NHL executives did not suspend or otherwise punish Philadelphia Flyers goaltender Ray Emery for his length-of-the-rink dash Friday and instigation of a fight with unwilling Washington goaltender Braden Holtby, deciding that the league’s rule book did not allow for punishment beyond what was assessed on the ice after the incident.

League executives would not comment publicly on their thinking, but it is believed they felt there were no specific rules that could be applied in this situation. The NHL can suspend players for conduct detrimental to the league but that provision is not part of the “playing rules” and is generally reserved for application to off-ice conduct, as with Sean Avery’s infamous “sloppy seconds” comment in 2008.

Emery was deemed the aggressor in the altercation Friday and was given a two-minute minor penalty for instigating a fight, two minutes for leaving his crease, a five-minute major penalty for fighting, a misconduct penalty, and a game misconduct. He started for the Flyers on Saturday against the Devils at New Jersey and helped Philadelphia to a 1-0 victory.

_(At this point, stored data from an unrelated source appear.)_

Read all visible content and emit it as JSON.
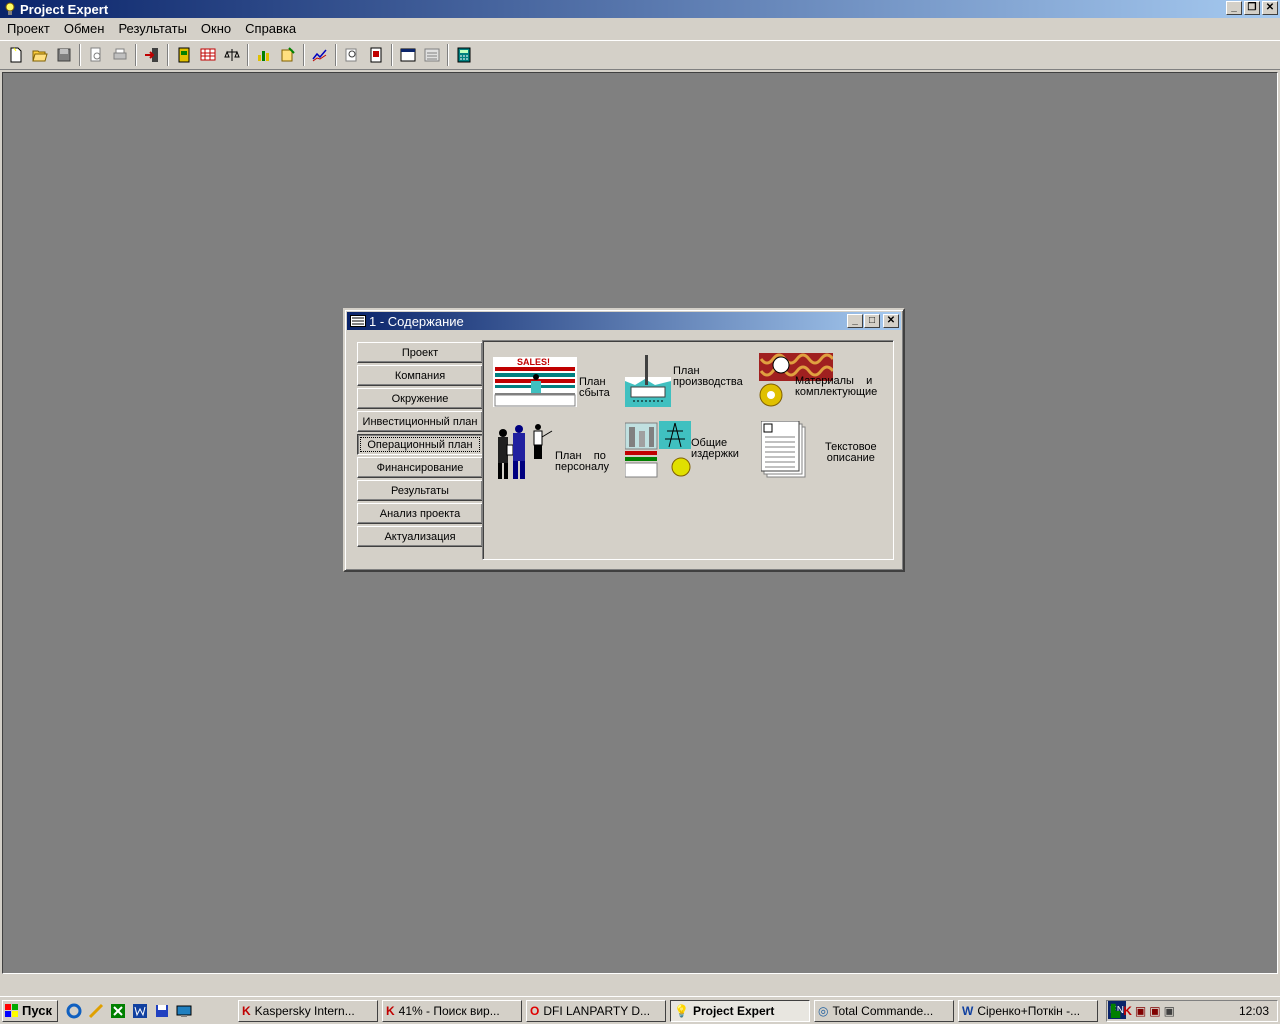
{
  "window": {
    "title": "Project Expert"
  },
  "menu": [
    "Проект",
    "Обмен",
    "Результаты",
    "Окно",
    "Справка"
  ],
  "child": {
    "title": "1 - Содержание",
    "nav": [
      "Проект",
      "Компания",
      "Окружение",
      "Инвестиционный план",
      "Операционный план",
      "Финансирование",
      "Результаты",
      "Анализ проекта",
      "Актуализация"
    ],
    "active_nav": "Операционный план",
    "items": {
      "sales": {
        "line1": "План",
        "line2": "сбыта",
        "badge": "SALES!"
      },
      "production": {
        "line1": "План",
        "line2": "производства"
      },
      "materials": {
        "line1": "Материалы    и",
        "line2": "комплектующие"
      },
      "personnel": {
        "line1": "План    по",
        "line2": "персоналу"
      },
      "costs": {
        "line1": "Общие",
        "line2": "издержки"
      },
      "text": {
        "line1": "Текстовое",
        "line2": "описание"
      }
    }
  },
  "taskbar": {
    "start": "Пуск",
    "tasks": [
      "Kaspersky Intern...",
      "41% - Поиск вир...",
      "DFI LANPARTY D...",
      "Project Expert",
      "Total Commande...",
      "Сіренко+Поткін -..."
    ],
    "active_task": "Project Expert",
    "lang": "EN",
    "clock": "12:03"
  }
}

However, according to sources familiar with the league’s thinking but unauthorized to speak publicly, NHL executives are aware of the public-relations beating they have taken as Emery’s actions have been rebroadcast and viewed on the Internet, and they aren't happy with it. General negative reaction to the incident — which was broadcast on the NHL Network — is likely to trigger debate over at least considering language to cover such a situation in the future. NHL general managers are scheduled for a regular meeting later this month in Toronto.

There is precedent for suspending a player who instigates a fight against an unwilling opponent, per NHL rule 46.2. In April 2012, Brendan Shanahan of the NHL’s Department of Player Safety suspended Ottawa’s Matt Carkner for fighting an unwilling Brian Boyle of the New York Rangers, but the league for some reason chose not to follow that precedent in this case.